Savaşan Şeytan Tarikatı’ndan NAn Dou şehrine gelen üç üstadın diğer üç tarikatın üstatlarıyla çok önemli bir toplantısı vardı, bu yüzden verilen emirler onları etkilemiyordu. Şimdi toplantı bittiğine göre, onları kimse durduramazdı, hele de Savaşan Şeytan Tarikatı’nın üyelerinden büyük bir grubun toplandığı düşünülünce.

 

Wang Lin’e gelince, bir süreliğine birisi nişanını kontrol etmek için durdurmuştu. Bu son derece yavaş hareket etmesine neden olmuştu, bu gerçeğe arkasındaki figürlerin takip etmeye başladığı da eklenince, her şeyiyle atılmaya karar vermişti.

 

Çok geçmeden, kapıya vardı ve şehrin dışına fırladı. Kısa süre sonra, Savaşan Şeytan Tarikatı üyeleri de kapıyı geçti. Onlar ayrıldıktan sonra, üç büyük tarikatın öğrencileri Nan Dou şehrinin kapısında belirdiler. Birkaç Merkez Oluşturma gelişimcisi önderlik ediyordu.

 

Savaşan Şeytan Tarikatı şehrin içinde bir kavga başlatırsa onları kovmak için emirler almışlardı, ancak şehirden ayrılırlarsa, onları durdurmayacaklar veya yardım etmeyeceklerdi.

 

Wang Lin Nan Dou Şehri’nden ayrıldıktan sonra, Yeryüzü Kaçış Tekniği’ni kullanarak hızlıca yeraltına girdi ve çabucak kaçtı.

 

Üç Merkez Oluşturma gelişimcisi şaşırdı. Aralarından birisi elini salladı ve antik bir ayna avucunda belirdi. Bir ağız dolusu ruhsal enerji tükürdü ve antik aynaya yönlendirdi. Antik ayna ışıldadı ve gökkuşağı renkli bir ışık aynadan yükseldi.

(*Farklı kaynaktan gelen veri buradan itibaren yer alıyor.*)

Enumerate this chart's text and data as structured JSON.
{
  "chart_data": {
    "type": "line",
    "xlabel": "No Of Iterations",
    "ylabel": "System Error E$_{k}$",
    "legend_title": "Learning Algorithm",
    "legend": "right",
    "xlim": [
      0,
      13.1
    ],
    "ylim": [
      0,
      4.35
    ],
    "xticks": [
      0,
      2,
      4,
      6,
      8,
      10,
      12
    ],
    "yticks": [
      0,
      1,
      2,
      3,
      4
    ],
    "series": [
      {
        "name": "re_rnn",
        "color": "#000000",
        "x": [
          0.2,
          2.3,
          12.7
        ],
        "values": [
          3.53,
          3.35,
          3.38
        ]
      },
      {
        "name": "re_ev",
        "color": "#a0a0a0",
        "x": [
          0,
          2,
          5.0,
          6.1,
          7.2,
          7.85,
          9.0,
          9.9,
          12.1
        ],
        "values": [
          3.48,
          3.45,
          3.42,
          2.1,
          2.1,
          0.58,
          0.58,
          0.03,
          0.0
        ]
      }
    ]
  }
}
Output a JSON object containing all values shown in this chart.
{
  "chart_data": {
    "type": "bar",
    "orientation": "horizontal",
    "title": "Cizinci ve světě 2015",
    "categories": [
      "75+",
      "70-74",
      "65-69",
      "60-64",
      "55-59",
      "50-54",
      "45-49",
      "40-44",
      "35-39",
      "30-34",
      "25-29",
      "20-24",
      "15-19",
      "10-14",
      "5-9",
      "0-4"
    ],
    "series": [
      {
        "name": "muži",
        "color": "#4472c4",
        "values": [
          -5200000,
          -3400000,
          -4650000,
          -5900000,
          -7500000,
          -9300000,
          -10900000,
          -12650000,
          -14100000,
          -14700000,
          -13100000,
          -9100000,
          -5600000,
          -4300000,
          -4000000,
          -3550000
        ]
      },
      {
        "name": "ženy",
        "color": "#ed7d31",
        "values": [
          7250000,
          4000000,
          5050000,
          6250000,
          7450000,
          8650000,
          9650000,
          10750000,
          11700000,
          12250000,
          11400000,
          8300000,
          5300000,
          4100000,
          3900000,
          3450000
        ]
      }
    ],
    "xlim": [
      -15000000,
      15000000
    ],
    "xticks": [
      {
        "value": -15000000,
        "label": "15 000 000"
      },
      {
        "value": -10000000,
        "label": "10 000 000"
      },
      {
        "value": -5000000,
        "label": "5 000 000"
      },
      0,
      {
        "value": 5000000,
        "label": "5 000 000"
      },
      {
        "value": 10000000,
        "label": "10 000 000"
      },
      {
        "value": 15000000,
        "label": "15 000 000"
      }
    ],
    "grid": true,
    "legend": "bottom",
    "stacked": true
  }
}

Işık zemini işaret ederek Wang Lin’in gittiği yere yöneldi ve çabucak öne atıldı.

 

Üçlü alayla gülümsedi ve ışığı takip etmeye başladı.

 

Savaşan Şeytan Tarikatı’nın öğrencileri heyecanlıydı. Üstatlarla bir avı yakalamak son derece heyecanlanmalarını sağlamıştı.

 

Wang Lin hafifçe kaşlarını çattı ve Wei San’da bıraktığı ilahi hissi patlatırken alayla sırıttı.

 

Savaşan Şeytan Tarikatı’nın üyelerinin grubundaki Wei San, aniden acınası bir çığlık atarak, kan kustu ve uçan kılıcından düştü. Dost öğrencilerinin ifadeleri çabucak değişti.

 

Wang Lin yavaşlamadı. İlahi hissini yaydı ve bir kişinin üzerine odaklandı. Bir kere daha, Savaşan Şeytan Tarikatı’nın başka bir öğrencisi acınası bir çığlık attı ve aşağı düştü.

 

Sonuç olarak, Savaşan Şeytan Tarikatı’nın bütün öğrencileri takip etmeye cesaret edemeyerek durdu. Sadece üç Merkez Oluşturma gelişimcisi umursamadı. Wang Lin’i takip etmeye devam ediyorlardı.

 

Üçlüden biri elini salladı ve devasa, siyah bir damga belirdi. Figürün etrafında bir daire çizdi, ardından soğukça gülümseyen figür, elini salladı. Siyah damga yere çarptı.

 

Damga yere çarptığı anda, Wang Lin hızlıca döndü ve kaçındı. Gelişimcinin gülümsemesi daha da soğuklaştı. Mührü kontrol ederek zemine vurmaya devam etti. Ardından bir figür yeraltından yükseldi. Üçlüye soğukça baktıktan sonra, Wang Lin hızlıca uçmaya başladı.

 

Antik aynayla duran figür bağırdı, ‘’Hazine Rafine Etme Köşkü’nden aldığı hazineyi ver, yoksa ölürsün!’’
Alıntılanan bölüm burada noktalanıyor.